Lacklusterly l linger,
slowly skyward gazing
trying to find shapes
of dreams I’ve lost
or just a little depth
in the gormless grayness
of these listless clouds.
I read the newspaper
of children being
taught to kill
and it seems to me
sometimes blur to lead
My face is glazed
from this solemn drizzle
extends its bony fingers
around my neck.
I choke and wonder if this earnest rain
is the closest I will ever be
A gormless poem for Marian at toads, will also link this to Poetry Pantry tomorrow morning.
March 9, 2019
The little stanza made me cringe, mostly because I saw my own thoughts in it–the blurring of words and meanings, individual suffering merging into not quite definable communal hurt… getting lost. I know no one feels that way on purpose (at least, we can hope that is not the case), but with so much happening in the world, it’s almost impossible not to end up giving some of the horror less importance than they deserve. And that is rather worrying.
One does get numb to it all at times when horror becomes the norm.
The mood here reminds me of the book of short stories by Murakami I’m reading right now. I’ll finish it just because, but it isn’t a good for the weather and the long winter so far. Where do the skies end and you begin?
You translated the mood of despair very well with your words. It’s a sad world when you look at it closely.
Wow, Bjorn! You took the word to a whole new level. This poem is a new favourite for me – you have encapsulated the wretchedness the world sometimes imposes on consciousness, and the pathetic fallacy is superb!
I choke and wonder if this earnest rain
is the closest I will ever be to crying.
The close reveals the emotional feelings of regret at the despair and begging for answers. Beautifully laid!
This is heartwrenchingly beautiful, Bjorn! You had me at “like depth
in the gormless grayness of these listless clouds.”❤️
This poem is far from gormless — your observations and personal reflection of these emotions thus evoked are of such a tangible nature.
“and it seems to me/that letters/sometimes blur to lead/or cumulus”: How succinctly put!
Oh that close is so good!
For me, the ‘blur’ that lead us into a depressive stasis is brilliantly captured here. Along with the hint at the close that the release… the fire of emotion from our soul becomes then our way forward to brighter more blossoming days… Brave honest and provoking write, my friend.
I love your poem, one of my favorites of yours.
Children who kill…this is definitely not the way the world is meant to be. Weeping over such insanity is an appropriate response, but sometimes coming close to crying is all we can manage.
A very strong reflection herre, Bjorn. Really a sad state of affairs when children are being taught to kill. One wonders if the drizzle is the earth crying.
Oh my goodness, Bjorn, “letters sometimes blur to lead or cumulus” yes yes! This is so apt, so well describes that listless feeling of not being able to take it all in and not being able to do anything to change anything anyway. Well done, I appreciate it.
Ah, so well penned. Such pain and numbness….and bony fingers around our necks.

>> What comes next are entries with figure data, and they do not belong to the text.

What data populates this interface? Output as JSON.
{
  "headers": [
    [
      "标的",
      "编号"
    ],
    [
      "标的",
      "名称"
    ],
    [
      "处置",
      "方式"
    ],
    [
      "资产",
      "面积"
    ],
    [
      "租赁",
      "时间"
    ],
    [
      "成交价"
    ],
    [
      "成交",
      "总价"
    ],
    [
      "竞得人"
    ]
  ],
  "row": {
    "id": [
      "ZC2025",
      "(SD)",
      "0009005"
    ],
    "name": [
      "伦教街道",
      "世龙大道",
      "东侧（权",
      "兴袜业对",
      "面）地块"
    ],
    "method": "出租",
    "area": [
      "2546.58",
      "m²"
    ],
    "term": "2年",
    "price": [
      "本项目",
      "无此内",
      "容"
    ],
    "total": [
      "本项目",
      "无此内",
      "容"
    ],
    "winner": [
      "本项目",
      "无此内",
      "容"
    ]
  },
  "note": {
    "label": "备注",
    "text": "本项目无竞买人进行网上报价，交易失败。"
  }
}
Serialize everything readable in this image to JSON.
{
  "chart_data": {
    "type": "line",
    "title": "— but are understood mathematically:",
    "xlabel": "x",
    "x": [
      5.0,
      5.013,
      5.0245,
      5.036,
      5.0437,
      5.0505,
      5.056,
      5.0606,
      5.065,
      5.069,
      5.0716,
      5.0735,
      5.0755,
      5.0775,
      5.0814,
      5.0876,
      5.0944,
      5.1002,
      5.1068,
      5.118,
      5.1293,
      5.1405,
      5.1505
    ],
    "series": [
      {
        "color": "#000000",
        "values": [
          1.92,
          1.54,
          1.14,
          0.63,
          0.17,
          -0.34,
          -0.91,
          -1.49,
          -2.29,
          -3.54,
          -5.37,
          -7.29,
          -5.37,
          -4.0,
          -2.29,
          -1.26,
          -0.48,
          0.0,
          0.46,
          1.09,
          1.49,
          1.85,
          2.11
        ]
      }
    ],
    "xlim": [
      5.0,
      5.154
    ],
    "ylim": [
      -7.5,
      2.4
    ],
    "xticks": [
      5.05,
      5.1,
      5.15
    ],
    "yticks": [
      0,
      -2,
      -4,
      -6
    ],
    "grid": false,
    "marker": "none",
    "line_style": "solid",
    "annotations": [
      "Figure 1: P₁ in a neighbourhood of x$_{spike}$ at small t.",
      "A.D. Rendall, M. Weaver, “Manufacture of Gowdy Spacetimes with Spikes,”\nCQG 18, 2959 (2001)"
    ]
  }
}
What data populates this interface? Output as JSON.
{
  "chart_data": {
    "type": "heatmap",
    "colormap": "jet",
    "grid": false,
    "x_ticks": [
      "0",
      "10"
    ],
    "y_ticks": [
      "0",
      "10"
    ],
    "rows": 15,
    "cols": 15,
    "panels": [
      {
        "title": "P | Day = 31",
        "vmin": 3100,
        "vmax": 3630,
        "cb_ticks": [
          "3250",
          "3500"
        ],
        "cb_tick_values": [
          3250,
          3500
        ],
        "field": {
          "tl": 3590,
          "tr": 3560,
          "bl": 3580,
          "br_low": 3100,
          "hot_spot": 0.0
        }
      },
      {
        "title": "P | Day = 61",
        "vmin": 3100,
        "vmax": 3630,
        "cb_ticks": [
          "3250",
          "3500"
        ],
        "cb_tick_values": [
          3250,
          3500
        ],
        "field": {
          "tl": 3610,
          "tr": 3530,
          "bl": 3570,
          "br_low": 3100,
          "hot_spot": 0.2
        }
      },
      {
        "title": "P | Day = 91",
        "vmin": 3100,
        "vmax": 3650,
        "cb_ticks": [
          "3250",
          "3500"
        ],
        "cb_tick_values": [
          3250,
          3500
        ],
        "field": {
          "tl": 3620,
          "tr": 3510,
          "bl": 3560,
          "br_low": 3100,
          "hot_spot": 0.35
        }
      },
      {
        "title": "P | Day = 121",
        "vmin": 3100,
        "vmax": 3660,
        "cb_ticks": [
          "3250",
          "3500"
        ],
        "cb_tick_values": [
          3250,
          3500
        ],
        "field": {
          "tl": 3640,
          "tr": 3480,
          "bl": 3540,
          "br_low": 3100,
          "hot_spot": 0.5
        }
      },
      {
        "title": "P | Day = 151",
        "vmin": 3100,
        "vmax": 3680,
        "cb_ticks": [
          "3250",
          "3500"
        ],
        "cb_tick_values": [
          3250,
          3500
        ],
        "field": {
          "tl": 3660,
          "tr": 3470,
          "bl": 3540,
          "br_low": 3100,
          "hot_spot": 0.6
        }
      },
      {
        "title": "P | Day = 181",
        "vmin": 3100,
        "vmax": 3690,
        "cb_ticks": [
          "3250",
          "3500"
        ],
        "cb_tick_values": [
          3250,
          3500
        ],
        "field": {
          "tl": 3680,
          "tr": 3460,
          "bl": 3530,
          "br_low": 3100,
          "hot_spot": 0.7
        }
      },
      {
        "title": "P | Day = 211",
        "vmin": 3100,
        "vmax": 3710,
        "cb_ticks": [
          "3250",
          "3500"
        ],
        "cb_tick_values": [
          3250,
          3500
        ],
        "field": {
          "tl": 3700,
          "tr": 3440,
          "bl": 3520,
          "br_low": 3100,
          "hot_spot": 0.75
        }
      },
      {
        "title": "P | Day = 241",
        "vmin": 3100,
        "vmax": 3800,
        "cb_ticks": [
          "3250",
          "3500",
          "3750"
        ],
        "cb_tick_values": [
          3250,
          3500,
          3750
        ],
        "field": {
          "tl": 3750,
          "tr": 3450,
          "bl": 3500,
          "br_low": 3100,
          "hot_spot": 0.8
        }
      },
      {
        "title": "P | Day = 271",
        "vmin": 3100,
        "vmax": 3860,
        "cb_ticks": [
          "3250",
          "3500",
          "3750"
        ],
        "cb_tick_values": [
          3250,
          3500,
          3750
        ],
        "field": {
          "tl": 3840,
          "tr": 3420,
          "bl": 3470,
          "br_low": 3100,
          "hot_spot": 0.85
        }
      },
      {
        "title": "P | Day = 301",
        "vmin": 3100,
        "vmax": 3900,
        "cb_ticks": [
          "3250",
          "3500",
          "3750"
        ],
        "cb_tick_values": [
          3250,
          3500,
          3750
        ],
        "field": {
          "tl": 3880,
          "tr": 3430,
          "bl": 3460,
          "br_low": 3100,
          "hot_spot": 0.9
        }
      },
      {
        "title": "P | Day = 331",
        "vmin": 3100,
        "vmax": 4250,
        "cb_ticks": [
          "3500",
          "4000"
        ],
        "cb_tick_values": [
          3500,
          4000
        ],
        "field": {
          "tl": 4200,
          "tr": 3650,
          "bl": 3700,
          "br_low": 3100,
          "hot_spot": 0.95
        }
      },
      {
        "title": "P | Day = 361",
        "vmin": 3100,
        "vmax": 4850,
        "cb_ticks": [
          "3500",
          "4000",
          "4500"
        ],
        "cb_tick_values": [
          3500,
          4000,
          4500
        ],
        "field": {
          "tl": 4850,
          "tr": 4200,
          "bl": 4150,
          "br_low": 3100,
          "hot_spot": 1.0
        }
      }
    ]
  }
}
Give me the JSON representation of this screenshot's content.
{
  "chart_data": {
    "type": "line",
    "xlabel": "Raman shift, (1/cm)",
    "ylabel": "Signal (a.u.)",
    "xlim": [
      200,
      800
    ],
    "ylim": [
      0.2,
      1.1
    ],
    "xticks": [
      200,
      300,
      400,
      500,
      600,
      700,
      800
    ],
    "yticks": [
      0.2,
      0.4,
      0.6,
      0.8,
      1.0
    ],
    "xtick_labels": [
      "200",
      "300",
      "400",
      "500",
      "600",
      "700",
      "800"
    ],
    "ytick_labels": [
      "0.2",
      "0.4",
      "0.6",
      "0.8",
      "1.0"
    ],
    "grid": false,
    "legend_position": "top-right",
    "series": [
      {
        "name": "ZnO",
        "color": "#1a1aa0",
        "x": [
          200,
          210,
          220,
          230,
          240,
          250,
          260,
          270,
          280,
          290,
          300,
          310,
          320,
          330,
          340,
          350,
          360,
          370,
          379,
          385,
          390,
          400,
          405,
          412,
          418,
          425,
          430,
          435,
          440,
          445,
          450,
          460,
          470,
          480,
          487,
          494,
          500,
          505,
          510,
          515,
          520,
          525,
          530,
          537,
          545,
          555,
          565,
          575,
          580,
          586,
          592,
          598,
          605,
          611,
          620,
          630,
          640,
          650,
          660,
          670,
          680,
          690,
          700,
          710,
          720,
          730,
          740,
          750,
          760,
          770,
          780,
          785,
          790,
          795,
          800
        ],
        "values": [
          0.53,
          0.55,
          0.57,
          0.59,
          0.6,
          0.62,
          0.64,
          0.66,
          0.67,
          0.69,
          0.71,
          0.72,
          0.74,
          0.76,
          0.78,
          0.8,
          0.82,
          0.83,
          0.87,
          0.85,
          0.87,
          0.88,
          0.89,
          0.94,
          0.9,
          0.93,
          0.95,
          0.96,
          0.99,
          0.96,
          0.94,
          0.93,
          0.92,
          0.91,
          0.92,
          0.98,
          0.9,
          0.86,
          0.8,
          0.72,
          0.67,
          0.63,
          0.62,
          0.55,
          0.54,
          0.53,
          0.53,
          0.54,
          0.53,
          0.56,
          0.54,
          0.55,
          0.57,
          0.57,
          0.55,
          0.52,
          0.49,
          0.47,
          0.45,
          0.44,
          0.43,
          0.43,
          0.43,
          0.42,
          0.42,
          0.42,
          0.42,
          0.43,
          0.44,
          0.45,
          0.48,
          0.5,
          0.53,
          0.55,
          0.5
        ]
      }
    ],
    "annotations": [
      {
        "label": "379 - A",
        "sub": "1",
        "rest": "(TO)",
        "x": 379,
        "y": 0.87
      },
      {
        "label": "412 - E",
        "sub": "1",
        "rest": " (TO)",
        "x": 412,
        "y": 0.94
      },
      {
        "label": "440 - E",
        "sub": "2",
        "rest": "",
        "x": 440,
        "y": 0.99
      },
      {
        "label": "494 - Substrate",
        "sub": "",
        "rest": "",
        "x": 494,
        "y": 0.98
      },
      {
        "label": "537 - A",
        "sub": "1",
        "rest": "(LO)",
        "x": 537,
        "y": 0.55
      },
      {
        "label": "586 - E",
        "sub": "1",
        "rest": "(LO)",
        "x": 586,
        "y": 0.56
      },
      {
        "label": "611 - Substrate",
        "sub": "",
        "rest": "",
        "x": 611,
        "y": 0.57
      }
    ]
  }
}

Don’t give up on finding those shapes of dreams which seem to have drifted away. Somewhere, beneath those dark gloomy clouds is a sky
of blue wonder. I am afraid to cry as once I start it is hard to stop, I am forever, a weeping willow.
I love True’s comment about being a weeping willow. It is impossible to read the news without inner tears and repudiation of what humankind has become. Hard to hold onto the wonder. A wonderful poem, Bjorn.
I love this poem so much. I keep reading it again and again. Flawless.
Gosh ! Reminds of old blues standards like the sky is crying. Brilliant as ever!
those “bony fingers of dusk” wow! great imaging Bjorn. Happy you dropped by my sumie Sunday today
I like the almost-ness at the beginning of this poem, Björn, the not-quite-there-ness of lacklusterly lingering, of the ‘gormless grayness’ and listless clouds. It’s kind of limp and then suddenly we have the shock of children being
taught to kill – enough to choke anyone.
This sums up grey moods–that inability to be more than numb at more bad news/unchanging weather/recurring attitudes. Eerie write, given the subject.
I had read somewhere that depression in response to a sick world is perfectly understandable and logical. This poem is that sentiment given wings.
Sadly the world will never be perfect but that doesn’t mean we should not strive for perfection ourselves. As poets of course we always do that grinning like chimps when something turns out right!
You deftly captured the numbness we’re collectively feeling as the world around us seems to be coming undone. So much suffering. This is well-written and essential reading.
Oh, Oh! I started loving this poem gradually at “trying to find shapes
of dreams I’ve lost”–and fell head over heals in love at those amazing last hoke and wonderings! (sharing)
We all find our own ways of coping with it all and going on lovingly, I suppose.
Poor little kids, they forfeit their lives for causes they dont even understand.
Back again. Shawna’s word is the right on. Flawless.
far from gormless, this poem is filled with emotion, a longing for a better world, where the areas of grey are spreading.
One of your most powerful writes that I have ever read.